昨日のぽかぽか陽気とは打って変わり、早朝小雨が舞ったのでしょうか、しっとりとした街の風景を眺めながら、ゴンタ爺さんと朝のお散歩にでかけました。途中、公園で咲き始めた梅の花を愛で、一緒に春の訪れを喜んだものです。
散歩が終わって家に帰ったとき、ホウレンソウの畑にヒヨドリが数羽。最近、葉っぱが半分になっているホウレンソウが目立っていたので気になっていましたが、犯人はヒヨドリさんだったようです。冬場、餌に不自由したのでしょう。よい。よい。 先週は久しぶりに呉市に出張しました。用事を済ませて広島駅に戻ると夕刻の4時半。ふらっと途中下車して市内に向かいます。お目当ては、アカデミイ書店金座街本店です。広島勤務時代によく通ったお店です。それほど広くはないけれど、選書が良いのか、寄ると必ず何かを買って帰ります。今回は、新潮古典文学アルバムシリーズ「平家物語」と平凡社カラー新書「能の歴史」でした。しめて750円なり。この日は知人と流川で一献傾け、最終の新幹線で帰阪しました。
なぜ今頃「平家物語」かって?一カ月ほど前に観た能「正尊」に触発されて、その後スキマ時間に角川ソフィア文庫の「平家物語」を斜め読みしています。なにやら不思議な世界に足を踏み入れてしまいました。
ただ、私には、日本史の情報が頭の中にインプットされていません。明治維新以後は、なんとなくわかりますが、江戸時代以前の出来事はまったくもって別世界です。「平家物語」を眺めていても、いろんな人が登場するのに、その関係性が見えていません。それでも、ページごとの場面展開に、現代と変わらない人の心が透けて見えます。塩野七生さんの「ローマ人の物語」に共通する昔人の心象が、ぼんやりと見えます。

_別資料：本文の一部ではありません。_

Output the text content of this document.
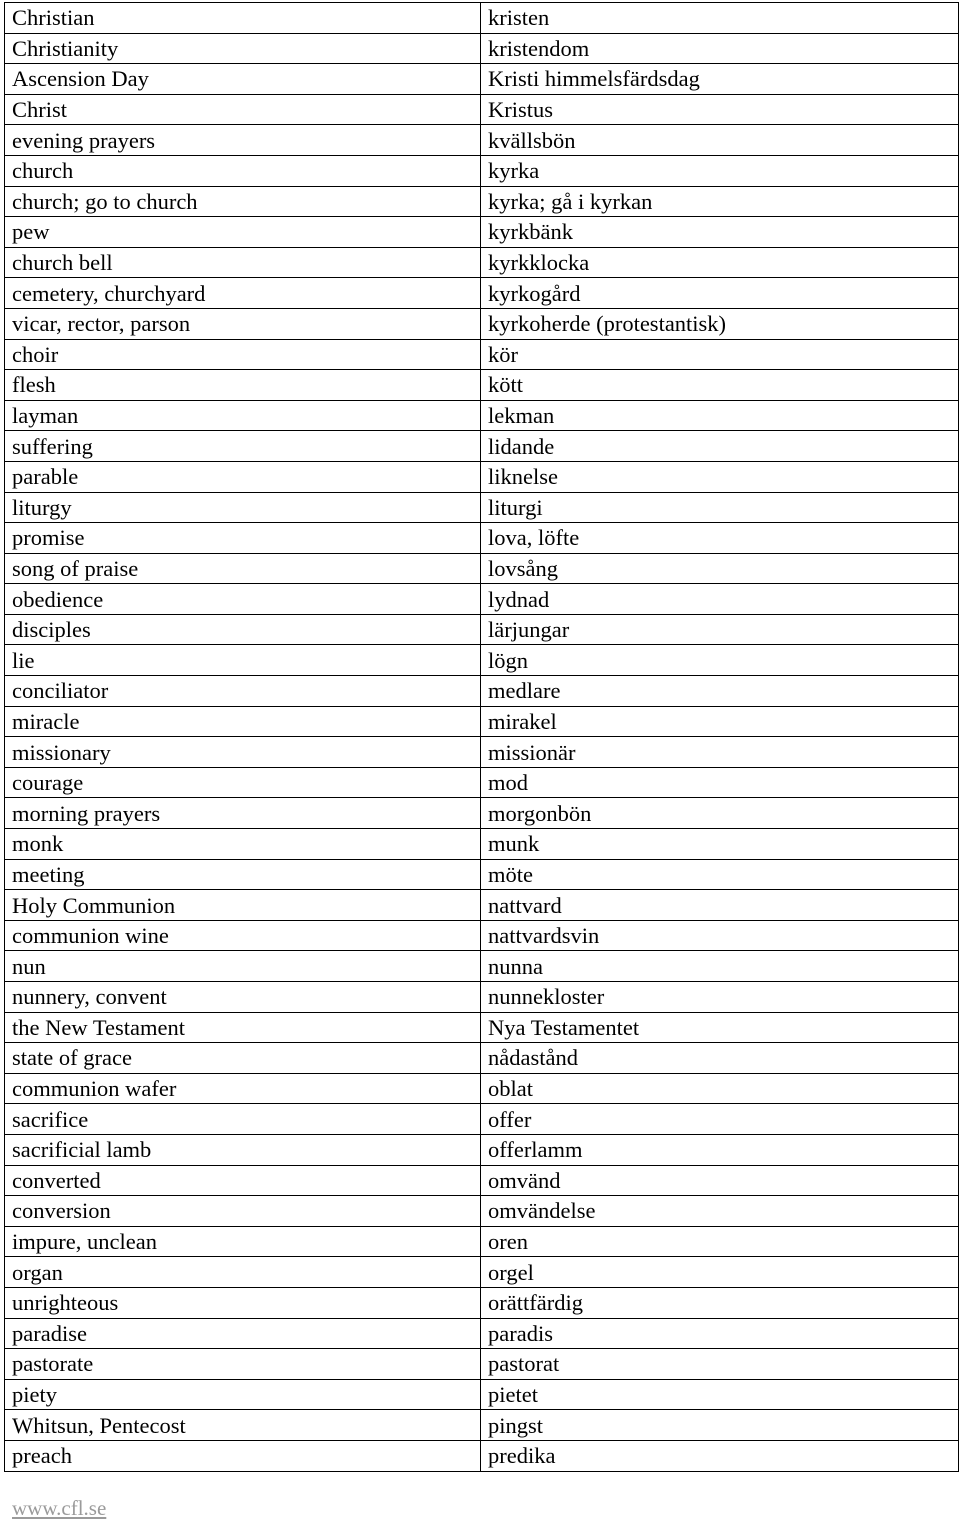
Christian	kristen
Christianity	kristendom
Ascension Day	Kristi himmelsfärdsdag
Christ	Kristus
evening prayers	kvällsbön
church	kyrka
church; go to church	kyrka; gå i kyrkan
pew	kyrkbänk
church bell	kyrkklocka
cemetery, churchyard	kyrkogård
vicar, rector, parson	kyrkoherde (protestantisk)
choir	kör
flesh	kött
layman	lekman
suffering	lidande
parable	liknelse
liturgy	liturgi
promise	lova, löfte
song of praise	lovsång
obedience	lydnad
disciples	lärjungar
lie	lögn
conciliator	medlare
miracle	mirakel
missionary	missionär
courage	mod
morning prayers	morgonbön
monk	munk
meeting	möte
Holy Communion	nattvard
communion wine	nattvardsvin
nun	nunna
nunnery, convent	nunnekloster
the New Testament	Nya Testamentet
state of grace	nådastånd
communion wafer	oblat
sacrifice	offer
sacrificial lamb	offerlamm
converted	omvänd
conversion	omvändelse
impure, unclean	oren
organ	orgel
unrighteous	orättfärdig
paradise	paradis
pastorate	pastorat
piety	pietet
Whitsun, Pentecost	pingst
preach	predika
www.cfl.se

11世紀。欧州ではローマ帝国が崩壊して中世の時代に入った頃、十字軍がエルサレムを建国した頃。その頃、日本は源平合戦の世の中でした。百年単位のタイムラグはあるとしても、ローマ史を読んでいるのと同じ感覚で平家物語を斜め読みしてしまいます。 話はがらりと変わりますが、先日、縁あって私立高校の卒業式を覗いてきました。卒業生の入場に始まり、卒業証書の授与、校長先生の式辞、在校生の送辞、卒業生の答辞と、いわば定番のセレモニーです。その間の卒業生の一糸乱れぬ動きに、何かしら物足りなさを感じていました。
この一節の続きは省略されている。